Fewer concomitantly hospitalized KPC-KP carriers contributed to the reduction of transmission of KPC-KP. The large number of carriers subjected to contact precautions increases the risk of isolation precaution transgressions, thus favouring the spread of KPC-KP,4,7 which is further facilitated by frequent clinical emergencies experienced by patients with haematological malignancies who undergo intensive chemotherapy.4 Further, intensive treatment of haematological malignancies, particularly acute leukaemia, includes repeated courses of chemotherapy administered during multiple hospitalizations. Thus, the acquisition of KPC-KP, particularly during the initial phase of treatment, contributes to the burden of KPC-KP in the ward during present and subsequent hospitalizations.
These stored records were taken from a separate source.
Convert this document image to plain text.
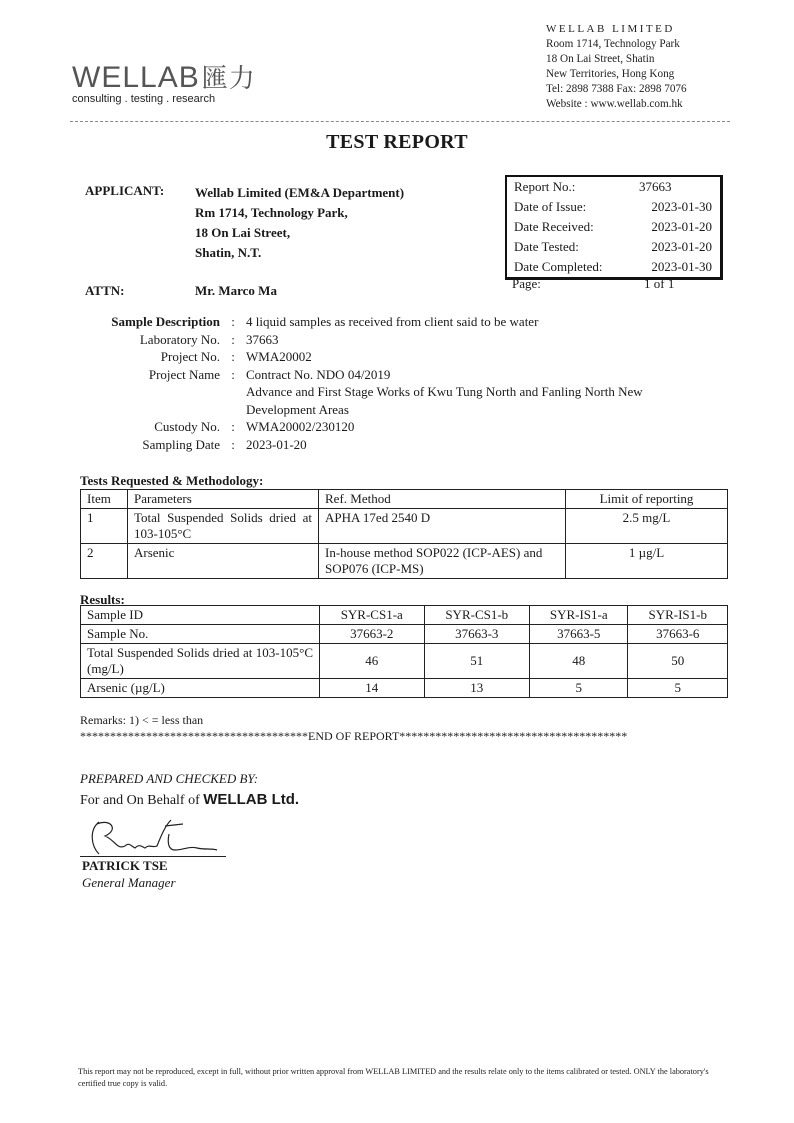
WELLAB匯力
consulting . testing . research
WELLAB LIMITED
Room 1714, Technology Park
18 On Lai Street, Shatin
New Territories, Hong Kong
Tel: 2898 7388 Fax: 2898 7076
Website : www.wellab.com.hk
TEST REPORT
APPLICANT: Wellab Limited (EM&A Department)
Rm 1714, Technology Park,
18 On Lai Street,
Shatin, N.T.
ATTN:	Mr. Marco Ma
Report No.:	37663
Date of Issue:	2023-01-30
Date Received:	2023-01-20
Date Tested:	2023-01-20
Date Completed:	2023-01-30
Page:	1 of 1
Sample Description : 4 liquid samples as received from client said to be water
Laboratory No. : 37663
Project No. : WMA20002
Project Name : Contract No. NDO 04/2019
Advance and First Stage Works of Kwu Tung North and Fanling North New
Development Areas
Custody No. : WMA20002/230120
Sampling Date : 2023-01-20
Tests Requested & Methodology:
Item	Parameters	Ref. Method	Limit of reporting
1	Total Suspended Solids dried at 103-105°C	APHA 17ed 2540 D	2.5 mg/L
2	Arsenic	In-house method SOP022 (ICP-AES) and SOP076 (ICP-MS)	1 µg/L
Results:
Sample ID	SYR-CS1-a	SYR-CS1-b	SYR-IS1-a	SYR-IS1-b
Sample No.	37663-2	37663-3	37663-5	37663-6
Total Suspended Solids dried at 103-105°C (mg/L)	46	51	48	50
Arsenic (µg/L)	14	13	5	5
Remarks: 1) < = less than
**************************************END OF REPORT**************************************
PREPARED AND CHECKED BY:
For and On Behalf of WELLAB Ltd.
PATRICK TSE
General Manager
This report may not be reproduced, except in full, without prior written approval from WELLAB LIMITED and the results relate only to the items calibrated or tested. ONLY the laboratory's certified true copy is valid.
Colonization of the rectum by KPC-KP is a risk factor for KPC-KP BSI.4,7–14 We show here that the rates of carriers who developed KPC-KP BSIs were similar during the two study periods. However, the reduced number of KPC-KP carriers hospitalized during the March–August 2020 study period may explain the observed overall decrease in the frequency of KPC-KP BSIs. Moreover, despite episodes of febrile neutropenia that similarly occurred during the two study periods, we found a significant reduction in the consumption of ceftazidime/avibactam, which is mainly preemptively administered to KPC-KP carriers as an empirical treatment of febrile neutropenia.7
Conclusions
We applied aggressive strategies that successfully prevented the transmission of SARS-CoV-2 to all hospitalized patients, particularly those undergoing chemotherapy. Moreover, such measures prevented the horizontal transmission of KPC-KP. This unexpected ‘collateral benefit’ reduced the spread of KPC-KP, reduced KPC-KP-associated clinical complications and reduced ceftazidime/avibactam consumption. These benefits persisted after the end of the study period, simultaneously with the continued application of prevention strategies against SARS-CoV-2. In high-level endemicity countries, these results support the conclusion that aggressive prevention strategies to prevent the transmission of MDROs should be applied to all hospitalized patients, regardless of the condition of a carrier of an MDRO.
Funding
This study was carried out as part of our routine work.
Transparency declarations
None to declare.
Author contributions
A.M.: conception and design of the study, acquisition of data, analysis and interpretation of data and preparation of the manuscript. G.M.A.: acquisition of data, analysis and interpretation of data and preparation of the manuscript. L.C.: acquisition of data, analysis and interpretation of data and preparation of the manuscript. C.M.: acquisition of data, analysis and interpretation of data and review of the manuscript. C.C.: interpretation of data and review of the manuscript. S.C.: interpretation of data and review of the manuscript. G.C.: acquisition and analysis of data. D.A.F.: performing statistical analysis. L.D.: acquisition and analysis of data. M.M.: review of the manuscript. G.G.: preparation of the manuscript.